Unbelievably, almost exactly twenty-five years since the Estonian flagged Ro-Pax ferry Estonia sank in a Baltic storm, some members of the legal profession have again been trying to milk the tragedy for fees.
The latest failed class action in a French court involved some 1,116 plaintiffs suing for compensation from the ship’s German builder Meyer Werft and the French classification society Bureau Veritas. This “double dipping” occurred after survivors and relatives of the deceased received substantial compensation shortly after the Estonia sank in September 1994.This was facilitated at the time by the ship’s owner’s P&I insurers, Skuld, at a cost of US$135 million.
The French court, sitting in the Parisian suburb of Nanterre on July 19, very wisely came to the conclusion that the plaintiff’s lawyers had failed to prove, “the existence of a gross or intentional fault attributable to the firm Bureau Veritas and/or Meyer Werft.” It can only be hoped that the lawyers involved in this futile case were working on a “no cure, no fee” basis.
Even as a beneficiary of one, I cannot usually see the sense in class actions. From my experience and observation, they more often cost rather than benefit the plaintiffs. In many cases they are actually persuaded to shoot themselves in the foot financially. This case appears to be yet another example of that.
Of course, the real fault behind this wasteful and probably traumatic lawsuit lies with the disgraceful “whitewash” by the Estonian, Finnish and Swedish governments’ Joint Accident Investigation Commission (JAIC).
Despite all the evidence pointing to the appalling human errors made by the ship’s master in proceeding at speed in the face of a severe storm and against warnings from his crewmen and his instruments, the JAIC apportioned most of the blame to the builder and classification society. In my opinion and the opinion of many others, no blame should have been accorded to Meyer Werft and Bureau Veritas. The master and, to a lesser extent, the owner should have shouldered all the blame. That, regrettably, was politically unacceptable.
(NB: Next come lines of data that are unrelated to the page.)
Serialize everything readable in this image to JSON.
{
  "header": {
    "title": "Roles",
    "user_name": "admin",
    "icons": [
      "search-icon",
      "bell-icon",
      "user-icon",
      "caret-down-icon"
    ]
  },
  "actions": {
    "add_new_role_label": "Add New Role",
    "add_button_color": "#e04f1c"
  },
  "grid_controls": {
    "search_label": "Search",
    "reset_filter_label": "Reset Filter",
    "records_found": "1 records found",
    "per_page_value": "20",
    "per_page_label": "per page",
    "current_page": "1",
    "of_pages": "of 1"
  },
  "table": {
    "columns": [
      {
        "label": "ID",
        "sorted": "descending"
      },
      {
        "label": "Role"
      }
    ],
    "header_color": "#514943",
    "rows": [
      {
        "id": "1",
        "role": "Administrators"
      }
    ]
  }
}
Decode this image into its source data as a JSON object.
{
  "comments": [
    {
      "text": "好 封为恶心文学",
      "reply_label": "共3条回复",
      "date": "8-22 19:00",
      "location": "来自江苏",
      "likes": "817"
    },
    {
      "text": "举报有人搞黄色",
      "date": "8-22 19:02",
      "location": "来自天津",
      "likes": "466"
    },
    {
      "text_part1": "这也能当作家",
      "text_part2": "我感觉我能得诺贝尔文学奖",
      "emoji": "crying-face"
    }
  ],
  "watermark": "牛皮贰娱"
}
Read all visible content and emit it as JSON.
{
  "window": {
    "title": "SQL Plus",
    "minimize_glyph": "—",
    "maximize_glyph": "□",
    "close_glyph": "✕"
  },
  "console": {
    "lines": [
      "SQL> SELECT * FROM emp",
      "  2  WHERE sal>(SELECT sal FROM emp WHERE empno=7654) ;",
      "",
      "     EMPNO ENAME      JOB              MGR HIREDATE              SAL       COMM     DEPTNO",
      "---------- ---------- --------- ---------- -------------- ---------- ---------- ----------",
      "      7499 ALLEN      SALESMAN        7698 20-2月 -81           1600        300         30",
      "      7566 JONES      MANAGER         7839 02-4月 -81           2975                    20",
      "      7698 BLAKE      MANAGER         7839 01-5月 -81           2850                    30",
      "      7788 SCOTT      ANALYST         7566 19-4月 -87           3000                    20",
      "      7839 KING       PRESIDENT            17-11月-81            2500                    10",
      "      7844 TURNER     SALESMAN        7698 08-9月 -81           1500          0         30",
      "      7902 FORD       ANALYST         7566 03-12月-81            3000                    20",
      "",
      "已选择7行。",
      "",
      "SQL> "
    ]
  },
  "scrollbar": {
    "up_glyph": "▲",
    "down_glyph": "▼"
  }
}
Obviously, as a conventional, monohull Ro-Pax ferry of its era, Estonia suffered serious conceptual faults. They were well known and should have been allowed for by the owner and the master in their operation of the ship. They were most definitely not the fault of Meyer Werft as the ship’s designer and builder. Nor were they in any way the fault of Bureau Veritas. Both those very reputable organisations had created and classed the ship precisely to the then extant International Maritime Organisation and local regulations.
The findings of the JAIC appeared to be strongly prejudiced against the German shipbuilder and the French classification society and very much in favour of the deceased master and local inspection and rescue authorities. Many experts, other than the carefully chosen expert witnesses who testified before the inquiry, still hold very strong opposing views.
I am firmly of the view that there were many other causal factors than just the allegedly badly designed and constructed bow door and visor. They, incidentally, fully complied with the prevailing regulations when built, passed survey and numerous subsequent inspections. The whole conventional monohull Ro-Pax ferry concept could equally be blamed.
Apart from starkly illustrating the conceptual dangers of conventional monohull Ro-Pax ferries, the Estonia accident was a classic example of human errors involving a chain of design, construction, regulatory, management, seamanship, seaworthiness, search and rescue, and investigatory factors. Perhaps, in an endeavour to discourage further such futile litigation, the three governments involved with the JAIC should take another more objective look at its findings.